İnsanların ellerindeki maddi varlıkları önemsemeyen, bunları az ve basit gören fert de keza istiklalini elde eder. İnsanların elindekini önemsemek, onlarla çokluk yarışına girmek Müslüman`ın istiklalini yitirmesine sebep olur. Müslüman`ın izzeti istiklaldedir. İstiklal de insanların ellerindekini kalil-az görmektir.
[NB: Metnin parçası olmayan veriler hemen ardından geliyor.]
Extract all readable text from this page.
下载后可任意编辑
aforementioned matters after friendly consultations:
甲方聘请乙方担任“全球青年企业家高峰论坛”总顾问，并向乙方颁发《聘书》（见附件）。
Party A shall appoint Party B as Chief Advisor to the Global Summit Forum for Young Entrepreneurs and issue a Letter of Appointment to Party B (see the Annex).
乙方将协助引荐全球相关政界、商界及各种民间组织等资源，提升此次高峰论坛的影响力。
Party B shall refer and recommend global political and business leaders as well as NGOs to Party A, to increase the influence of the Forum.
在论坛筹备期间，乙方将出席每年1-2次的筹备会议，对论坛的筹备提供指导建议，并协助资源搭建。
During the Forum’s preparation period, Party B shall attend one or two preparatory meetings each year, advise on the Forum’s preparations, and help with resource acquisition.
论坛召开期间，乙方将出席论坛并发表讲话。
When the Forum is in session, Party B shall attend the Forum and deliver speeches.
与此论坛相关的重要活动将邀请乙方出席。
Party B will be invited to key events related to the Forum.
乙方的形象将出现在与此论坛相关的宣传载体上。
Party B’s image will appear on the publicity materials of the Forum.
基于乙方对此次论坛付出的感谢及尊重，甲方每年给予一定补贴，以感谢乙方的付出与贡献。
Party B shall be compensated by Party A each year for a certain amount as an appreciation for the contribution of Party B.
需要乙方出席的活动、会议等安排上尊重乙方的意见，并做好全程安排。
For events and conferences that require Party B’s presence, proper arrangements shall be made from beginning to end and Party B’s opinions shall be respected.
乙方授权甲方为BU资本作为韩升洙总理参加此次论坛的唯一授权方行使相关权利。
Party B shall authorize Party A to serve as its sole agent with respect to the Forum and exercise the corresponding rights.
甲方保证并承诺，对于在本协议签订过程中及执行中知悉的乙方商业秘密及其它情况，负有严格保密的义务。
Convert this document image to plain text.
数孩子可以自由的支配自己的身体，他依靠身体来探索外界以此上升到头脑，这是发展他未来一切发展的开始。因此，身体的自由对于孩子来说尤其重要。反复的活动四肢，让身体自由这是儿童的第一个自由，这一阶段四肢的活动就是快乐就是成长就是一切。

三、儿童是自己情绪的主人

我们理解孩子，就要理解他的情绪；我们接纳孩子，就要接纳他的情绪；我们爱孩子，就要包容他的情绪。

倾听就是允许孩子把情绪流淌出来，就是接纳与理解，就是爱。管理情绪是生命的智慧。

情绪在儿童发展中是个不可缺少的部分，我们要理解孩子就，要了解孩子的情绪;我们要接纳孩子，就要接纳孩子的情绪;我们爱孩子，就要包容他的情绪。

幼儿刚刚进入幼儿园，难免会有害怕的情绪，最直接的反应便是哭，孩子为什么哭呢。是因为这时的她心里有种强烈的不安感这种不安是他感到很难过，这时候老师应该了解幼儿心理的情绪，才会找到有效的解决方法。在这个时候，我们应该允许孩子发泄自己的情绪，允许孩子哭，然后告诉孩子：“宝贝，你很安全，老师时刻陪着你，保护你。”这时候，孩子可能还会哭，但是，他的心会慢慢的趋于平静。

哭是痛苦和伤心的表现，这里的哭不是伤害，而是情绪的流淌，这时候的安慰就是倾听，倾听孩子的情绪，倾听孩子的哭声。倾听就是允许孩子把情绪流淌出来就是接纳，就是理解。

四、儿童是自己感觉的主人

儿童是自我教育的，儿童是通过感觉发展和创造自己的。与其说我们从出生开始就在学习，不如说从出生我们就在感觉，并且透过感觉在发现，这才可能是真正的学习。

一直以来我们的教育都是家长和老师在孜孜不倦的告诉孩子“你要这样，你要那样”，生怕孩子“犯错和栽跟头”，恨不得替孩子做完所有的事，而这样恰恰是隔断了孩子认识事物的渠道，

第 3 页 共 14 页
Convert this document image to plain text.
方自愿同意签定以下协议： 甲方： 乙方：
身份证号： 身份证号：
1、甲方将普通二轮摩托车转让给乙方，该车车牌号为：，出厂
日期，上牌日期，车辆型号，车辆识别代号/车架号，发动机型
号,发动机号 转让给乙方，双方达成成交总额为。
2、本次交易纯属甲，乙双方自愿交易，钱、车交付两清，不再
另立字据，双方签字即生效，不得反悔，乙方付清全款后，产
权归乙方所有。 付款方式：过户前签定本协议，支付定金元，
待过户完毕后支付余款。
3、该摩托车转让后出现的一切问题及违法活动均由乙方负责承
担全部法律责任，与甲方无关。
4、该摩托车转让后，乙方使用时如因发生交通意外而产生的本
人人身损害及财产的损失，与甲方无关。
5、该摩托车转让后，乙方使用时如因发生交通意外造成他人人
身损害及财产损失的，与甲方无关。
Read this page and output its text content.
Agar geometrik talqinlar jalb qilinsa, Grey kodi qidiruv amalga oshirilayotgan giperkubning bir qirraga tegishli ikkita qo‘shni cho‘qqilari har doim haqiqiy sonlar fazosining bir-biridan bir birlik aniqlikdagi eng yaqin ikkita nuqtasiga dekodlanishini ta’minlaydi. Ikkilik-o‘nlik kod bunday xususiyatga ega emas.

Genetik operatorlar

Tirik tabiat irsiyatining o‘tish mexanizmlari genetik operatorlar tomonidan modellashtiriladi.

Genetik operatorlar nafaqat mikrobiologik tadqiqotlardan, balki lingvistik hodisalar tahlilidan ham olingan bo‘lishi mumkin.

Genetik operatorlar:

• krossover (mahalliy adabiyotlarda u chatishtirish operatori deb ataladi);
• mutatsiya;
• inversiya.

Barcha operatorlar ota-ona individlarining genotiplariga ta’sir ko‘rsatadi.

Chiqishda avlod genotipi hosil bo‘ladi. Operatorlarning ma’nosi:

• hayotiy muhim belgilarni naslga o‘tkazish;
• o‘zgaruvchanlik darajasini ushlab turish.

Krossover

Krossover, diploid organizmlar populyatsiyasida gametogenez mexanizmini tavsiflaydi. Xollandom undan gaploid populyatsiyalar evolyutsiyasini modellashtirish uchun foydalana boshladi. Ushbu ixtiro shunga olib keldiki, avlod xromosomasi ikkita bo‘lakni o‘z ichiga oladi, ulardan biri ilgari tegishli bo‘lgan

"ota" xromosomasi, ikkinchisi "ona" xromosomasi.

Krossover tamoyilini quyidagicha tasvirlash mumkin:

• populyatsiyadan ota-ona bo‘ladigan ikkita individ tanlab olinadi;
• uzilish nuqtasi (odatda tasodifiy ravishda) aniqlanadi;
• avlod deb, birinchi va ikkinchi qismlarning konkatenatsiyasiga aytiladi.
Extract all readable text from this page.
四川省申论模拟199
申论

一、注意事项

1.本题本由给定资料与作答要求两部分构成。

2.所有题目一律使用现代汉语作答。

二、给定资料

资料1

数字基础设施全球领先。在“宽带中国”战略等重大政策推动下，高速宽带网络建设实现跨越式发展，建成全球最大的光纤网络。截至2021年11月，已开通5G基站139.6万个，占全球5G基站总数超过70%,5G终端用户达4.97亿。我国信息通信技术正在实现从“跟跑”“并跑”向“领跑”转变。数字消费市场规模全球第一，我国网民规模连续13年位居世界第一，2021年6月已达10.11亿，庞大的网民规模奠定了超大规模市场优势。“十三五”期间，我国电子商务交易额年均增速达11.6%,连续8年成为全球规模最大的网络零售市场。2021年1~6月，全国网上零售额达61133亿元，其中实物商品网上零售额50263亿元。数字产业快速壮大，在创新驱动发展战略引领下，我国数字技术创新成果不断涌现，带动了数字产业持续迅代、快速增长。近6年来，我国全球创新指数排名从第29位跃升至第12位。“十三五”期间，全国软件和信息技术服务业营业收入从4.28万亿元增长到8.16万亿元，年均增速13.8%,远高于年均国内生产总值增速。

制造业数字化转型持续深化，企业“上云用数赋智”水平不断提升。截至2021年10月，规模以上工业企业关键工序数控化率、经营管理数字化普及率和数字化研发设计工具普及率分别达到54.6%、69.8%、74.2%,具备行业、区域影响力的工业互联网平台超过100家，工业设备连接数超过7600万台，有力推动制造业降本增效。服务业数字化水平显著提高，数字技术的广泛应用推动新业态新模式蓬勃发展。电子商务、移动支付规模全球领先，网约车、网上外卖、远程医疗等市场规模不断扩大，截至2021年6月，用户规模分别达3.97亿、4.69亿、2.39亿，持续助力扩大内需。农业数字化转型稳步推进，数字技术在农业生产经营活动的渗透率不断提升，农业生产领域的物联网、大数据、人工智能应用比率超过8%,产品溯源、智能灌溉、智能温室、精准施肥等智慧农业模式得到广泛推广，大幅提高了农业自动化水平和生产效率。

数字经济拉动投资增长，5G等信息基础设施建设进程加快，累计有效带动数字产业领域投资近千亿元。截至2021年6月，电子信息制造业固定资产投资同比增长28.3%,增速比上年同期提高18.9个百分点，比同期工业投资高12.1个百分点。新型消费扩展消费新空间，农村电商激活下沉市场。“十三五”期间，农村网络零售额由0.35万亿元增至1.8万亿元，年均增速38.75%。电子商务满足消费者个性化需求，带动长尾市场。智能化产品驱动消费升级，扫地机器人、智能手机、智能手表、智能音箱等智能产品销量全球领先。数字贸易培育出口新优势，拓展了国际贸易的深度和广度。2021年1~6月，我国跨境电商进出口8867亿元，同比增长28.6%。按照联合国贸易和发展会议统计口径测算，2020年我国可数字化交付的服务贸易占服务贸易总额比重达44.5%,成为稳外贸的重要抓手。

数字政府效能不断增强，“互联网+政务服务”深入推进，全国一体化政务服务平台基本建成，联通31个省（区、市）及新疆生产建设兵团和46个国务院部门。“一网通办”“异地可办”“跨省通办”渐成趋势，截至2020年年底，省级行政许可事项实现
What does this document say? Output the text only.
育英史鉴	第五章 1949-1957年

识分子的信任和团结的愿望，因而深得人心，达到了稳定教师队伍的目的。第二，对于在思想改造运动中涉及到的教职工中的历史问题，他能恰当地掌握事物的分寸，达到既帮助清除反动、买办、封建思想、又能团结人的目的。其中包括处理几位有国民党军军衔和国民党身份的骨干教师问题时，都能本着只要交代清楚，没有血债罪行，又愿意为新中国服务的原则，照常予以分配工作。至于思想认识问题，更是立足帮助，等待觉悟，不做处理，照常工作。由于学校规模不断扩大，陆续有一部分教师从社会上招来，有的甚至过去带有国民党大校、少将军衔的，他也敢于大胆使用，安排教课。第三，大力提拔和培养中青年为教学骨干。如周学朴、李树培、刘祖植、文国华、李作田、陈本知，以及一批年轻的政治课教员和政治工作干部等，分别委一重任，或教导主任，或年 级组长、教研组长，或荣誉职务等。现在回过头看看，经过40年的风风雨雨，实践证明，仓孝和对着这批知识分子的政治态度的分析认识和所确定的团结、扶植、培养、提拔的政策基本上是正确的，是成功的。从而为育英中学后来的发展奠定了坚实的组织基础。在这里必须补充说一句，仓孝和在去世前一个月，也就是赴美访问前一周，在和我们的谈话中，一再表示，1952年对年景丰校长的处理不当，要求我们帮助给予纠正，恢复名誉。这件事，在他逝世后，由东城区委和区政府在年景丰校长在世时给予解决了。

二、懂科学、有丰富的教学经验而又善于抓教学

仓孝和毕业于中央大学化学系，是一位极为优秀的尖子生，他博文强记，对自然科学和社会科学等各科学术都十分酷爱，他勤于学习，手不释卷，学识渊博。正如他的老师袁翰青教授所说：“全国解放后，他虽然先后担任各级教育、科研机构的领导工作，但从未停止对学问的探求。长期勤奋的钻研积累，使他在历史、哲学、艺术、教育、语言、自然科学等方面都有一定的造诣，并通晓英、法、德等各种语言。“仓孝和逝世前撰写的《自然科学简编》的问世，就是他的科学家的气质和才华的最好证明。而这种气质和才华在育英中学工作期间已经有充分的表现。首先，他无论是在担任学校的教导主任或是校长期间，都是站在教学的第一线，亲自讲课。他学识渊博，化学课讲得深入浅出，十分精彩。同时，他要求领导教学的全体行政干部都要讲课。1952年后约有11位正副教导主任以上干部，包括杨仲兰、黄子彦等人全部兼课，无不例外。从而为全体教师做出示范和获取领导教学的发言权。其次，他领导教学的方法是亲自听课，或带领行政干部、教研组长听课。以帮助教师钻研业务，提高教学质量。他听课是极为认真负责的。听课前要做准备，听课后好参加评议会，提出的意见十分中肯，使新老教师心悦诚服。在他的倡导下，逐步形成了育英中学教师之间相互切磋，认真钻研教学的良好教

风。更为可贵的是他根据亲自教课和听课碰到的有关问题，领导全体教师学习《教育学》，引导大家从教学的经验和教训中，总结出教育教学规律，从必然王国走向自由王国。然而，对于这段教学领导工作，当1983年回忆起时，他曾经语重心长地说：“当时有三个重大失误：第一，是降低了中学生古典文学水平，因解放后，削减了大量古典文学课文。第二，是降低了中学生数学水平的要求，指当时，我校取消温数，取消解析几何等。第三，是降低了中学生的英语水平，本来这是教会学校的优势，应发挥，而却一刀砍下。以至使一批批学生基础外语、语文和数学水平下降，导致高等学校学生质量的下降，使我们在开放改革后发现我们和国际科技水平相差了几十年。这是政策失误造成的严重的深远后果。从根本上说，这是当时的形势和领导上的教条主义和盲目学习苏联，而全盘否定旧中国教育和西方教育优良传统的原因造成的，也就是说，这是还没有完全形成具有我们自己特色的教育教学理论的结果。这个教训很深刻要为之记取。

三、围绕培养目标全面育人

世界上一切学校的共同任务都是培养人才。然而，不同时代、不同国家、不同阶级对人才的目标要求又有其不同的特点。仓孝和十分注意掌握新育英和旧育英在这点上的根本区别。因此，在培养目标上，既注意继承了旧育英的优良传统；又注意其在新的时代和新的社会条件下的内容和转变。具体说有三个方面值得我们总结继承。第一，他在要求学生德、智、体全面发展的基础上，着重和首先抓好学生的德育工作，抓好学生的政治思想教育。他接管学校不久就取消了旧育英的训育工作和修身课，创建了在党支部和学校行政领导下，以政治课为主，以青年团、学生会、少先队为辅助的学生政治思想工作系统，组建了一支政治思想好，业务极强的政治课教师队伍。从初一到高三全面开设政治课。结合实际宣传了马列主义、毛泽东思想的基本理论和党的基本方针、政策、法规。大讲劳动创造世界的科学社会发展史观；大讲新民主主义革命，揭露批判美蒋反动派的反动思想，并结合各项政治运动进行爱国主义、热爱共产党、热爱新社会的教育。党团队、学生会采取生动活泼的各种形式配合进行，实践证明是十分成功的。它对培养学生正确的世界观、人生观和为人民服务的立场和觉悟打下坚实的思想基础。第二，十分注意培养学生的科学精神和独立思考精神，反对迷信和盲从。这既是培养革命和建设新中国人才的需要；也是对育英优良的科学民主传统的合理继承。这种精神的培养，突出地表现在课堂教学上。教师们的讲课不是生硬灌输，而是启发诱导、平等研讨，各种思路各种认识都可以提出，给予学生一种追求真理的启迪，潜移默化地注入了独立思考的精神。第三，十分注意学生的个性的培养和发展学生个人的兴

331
Amerikan elçisi ülke meseleleri hakkında bir müstemleke valisi gibi konuşuyorsa, FBI ajanları Türkiye`ye gelip rahatça soruşturmalara katılabiliyorsa, İslam âleminin diğer ülkeleri de en azından ABD, Rusya ve Çin gibi ülkelerden birine kendini mecbur hissediyorsa, “Avrupa Birliğinin” alternatifi “Şanghay Beşlisi” oluyorsa bütün bunlar bizim müstakil olamamamızdan kaynaklanıyor. Şer güçleri gözümüzde büyütüyorsak Allah`ın bize bahşettiği, “onları az görme vizyonuna” sahip çıkmadığımızdandır.
Ferdiyle cemaatiyle istiklal vizyonuna sahip olarak zalimlere ve ehli dünyaya karşı müstakil olan Müslümanlara selam olsun.